Le concept d’État de droit s’oppose à la notion de pouvoir arbitraire. Il désigne un État dans lequel la puissance publique est soumise aux règles de droit.

Le concept d’État de droit est théorisé par le juriste Hans Kelsen au début du XXe siècle qui le définit ainsi : un "État dans lequel les normes juridiques sont hiérarchisées de telle sorte que sa puissance s’en trouve limitée".

L'État de droit implique une hiérarchie des règles de droit, l'égalité devant la loi et la séparation des pouvoirs.

Le respect de la hiérarchie des normes

La hiérarchie des normes implique que chaque norme juridique est rédigée sur le fondement d’un droit qui lui est supérieur. Par exemple, en France, au sommet de la hiérarchie des normes figure le bloc de constitutionnalité (composé de la Constitution de 1958 et de plusieurs textes tels que la Déclaration des droits de l’homme et du citoyen de 1789 ou le préambule de la Constitution de 1946). Viennent ensuite les traités internationaux, les lois et les règlements. À la base de la hiérarchie des normes figurent les décisions administratives ou les conventions entre personnes de droit privé.

L'égalité devant la loi

L’égalité des sujets de droit constitue la deuxième condition essentielle d’un État de droit. Cela implique que les personnes et les organisations reçoivent la personnalité juridique, en tant que personnes physiques pour les personnes, en tant que personne morales pour les organisations. L'État est lui-même considéré comme une personne morale.

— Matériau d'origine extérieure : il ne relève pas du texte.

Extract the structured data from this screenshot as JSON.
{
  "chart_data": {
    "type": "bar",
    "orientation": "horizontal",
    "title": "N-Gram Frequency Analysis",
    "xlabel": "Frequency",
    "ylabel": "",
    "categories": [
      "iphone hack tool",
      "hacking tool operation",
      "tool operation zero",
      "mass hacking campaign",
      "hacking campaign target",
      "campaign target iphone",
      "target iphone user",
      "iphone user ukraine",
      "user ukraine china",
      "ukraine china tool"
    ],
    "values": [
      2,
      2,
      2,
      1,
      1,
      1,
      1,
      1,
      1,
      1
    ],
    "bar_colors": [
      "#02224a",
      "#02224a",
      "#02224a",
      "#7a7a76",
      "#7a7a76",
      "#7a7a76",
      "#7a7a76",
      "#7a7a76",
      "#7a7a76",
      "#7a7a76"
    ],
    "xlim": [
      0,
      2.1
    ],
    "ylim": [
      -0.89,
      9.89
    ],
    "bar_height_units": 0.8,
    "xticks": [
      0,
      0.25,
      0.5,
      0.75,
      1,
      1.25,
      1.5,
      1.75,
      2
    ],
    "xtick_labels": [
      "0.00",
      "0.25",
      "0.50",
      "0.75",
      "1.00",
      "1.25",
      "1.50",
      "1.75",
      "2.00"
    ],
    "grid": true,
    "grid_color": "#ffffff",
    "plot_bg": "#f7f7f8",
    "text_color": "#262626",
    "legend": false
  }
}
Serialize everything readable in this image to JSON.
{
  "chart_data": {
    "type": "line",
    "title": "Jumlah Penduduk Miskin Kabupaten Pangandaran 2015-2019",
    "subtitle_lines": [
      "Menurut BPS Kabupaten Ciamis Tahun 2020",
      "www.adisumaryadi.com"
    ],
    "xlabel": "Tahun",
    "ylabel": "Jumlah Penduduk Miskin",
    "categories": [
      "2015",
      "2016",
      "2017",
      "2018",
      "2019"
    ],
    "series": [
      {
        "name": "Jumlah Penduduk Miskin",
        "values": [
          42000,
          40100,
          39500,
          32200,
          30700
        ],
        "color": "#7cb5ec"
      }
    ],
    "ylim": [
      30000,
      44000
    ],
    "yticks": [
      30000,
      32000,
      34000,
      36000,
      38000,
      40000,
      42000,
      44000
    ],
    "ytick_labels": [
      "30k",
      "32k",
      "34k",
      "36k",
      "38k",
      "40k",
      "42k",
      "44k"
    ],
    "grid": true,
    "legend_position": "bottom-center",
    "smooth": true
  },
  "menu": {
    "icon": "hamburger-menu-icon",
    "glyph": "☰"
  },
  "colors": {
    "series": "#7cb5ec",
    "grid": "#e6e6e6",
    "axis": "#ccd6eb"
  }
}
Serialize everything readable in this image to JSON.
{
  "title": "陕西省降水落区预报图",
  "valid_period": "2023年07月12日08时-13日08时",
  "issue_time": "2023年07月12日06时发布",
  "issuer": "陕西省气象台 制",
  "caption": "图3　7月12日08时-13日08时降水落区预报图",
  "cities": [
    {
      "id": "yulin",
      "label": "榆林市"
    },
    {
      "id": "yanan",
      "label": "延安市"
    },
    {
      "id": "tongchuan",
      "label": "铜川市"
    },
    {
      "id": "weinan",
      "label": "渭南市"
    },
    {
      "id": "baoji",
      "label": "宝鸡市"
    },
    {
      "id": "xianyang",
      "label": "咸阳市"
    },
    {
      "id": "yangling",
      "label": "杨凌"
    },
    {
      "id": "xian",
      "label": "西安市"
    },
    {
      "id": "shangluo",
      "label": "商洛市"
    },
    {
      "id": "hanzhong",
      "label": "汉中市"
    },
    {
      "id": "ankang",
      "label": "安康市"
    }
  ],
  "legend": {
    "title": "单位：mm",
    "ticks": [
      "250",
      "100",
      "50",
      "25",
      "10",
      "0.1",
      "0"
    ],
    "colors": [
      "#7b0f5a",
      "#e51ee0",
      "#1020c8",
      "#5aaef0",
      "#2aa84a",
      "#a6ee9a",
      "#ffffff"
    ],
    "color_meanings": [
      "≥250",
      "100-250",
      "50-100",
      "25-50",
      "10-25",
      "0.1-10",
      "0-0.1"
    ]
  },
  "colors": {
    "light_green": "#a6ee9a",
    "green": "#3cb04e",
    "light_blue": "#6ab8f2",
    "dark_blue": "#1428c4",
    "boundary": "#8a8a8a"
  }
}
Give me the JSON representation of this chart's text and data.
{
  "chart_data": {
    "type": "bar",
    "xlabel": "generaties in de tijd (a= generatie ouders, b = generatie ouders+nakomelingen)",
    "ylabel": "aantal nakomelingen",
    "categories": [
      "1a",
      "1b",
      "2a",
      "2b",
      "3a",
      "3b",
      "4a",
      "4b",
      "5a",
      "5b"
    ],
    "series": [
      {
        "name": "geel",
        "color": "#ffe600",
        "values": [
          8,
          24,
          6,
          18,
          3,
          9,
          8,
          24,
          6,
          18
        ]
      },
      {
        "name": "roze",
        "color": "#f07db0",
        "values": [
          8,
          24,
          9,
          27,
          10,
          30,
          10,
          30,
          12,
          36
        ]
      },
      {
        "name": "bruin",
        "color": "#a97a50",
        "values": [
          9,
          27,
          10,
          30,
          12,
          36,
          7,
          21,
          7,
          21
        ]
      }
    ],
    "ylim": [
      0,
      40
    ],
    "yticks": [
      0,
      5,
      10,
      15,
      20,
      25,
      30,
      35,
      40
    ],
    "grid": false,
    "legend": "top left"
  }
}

La séparation des pouvoirs

Pour être effectivement appliqué, l’État de droit suppose la séparation des pouvoirs qui vise à éviter la concentration du pouvoir dans les mains d'un despote. Le pouvoir est distribué entre des organes indépendants et spécialisés :

  • le pouvoir de voter la loi (pouvoir législatif) ;
  • le pouvoir d'exécuter les lois et pour ce faire d’édicter des règlements (pouvoir exécutif) ;
  • le pouvoir de rendre la justice (pouvoir judiciaire).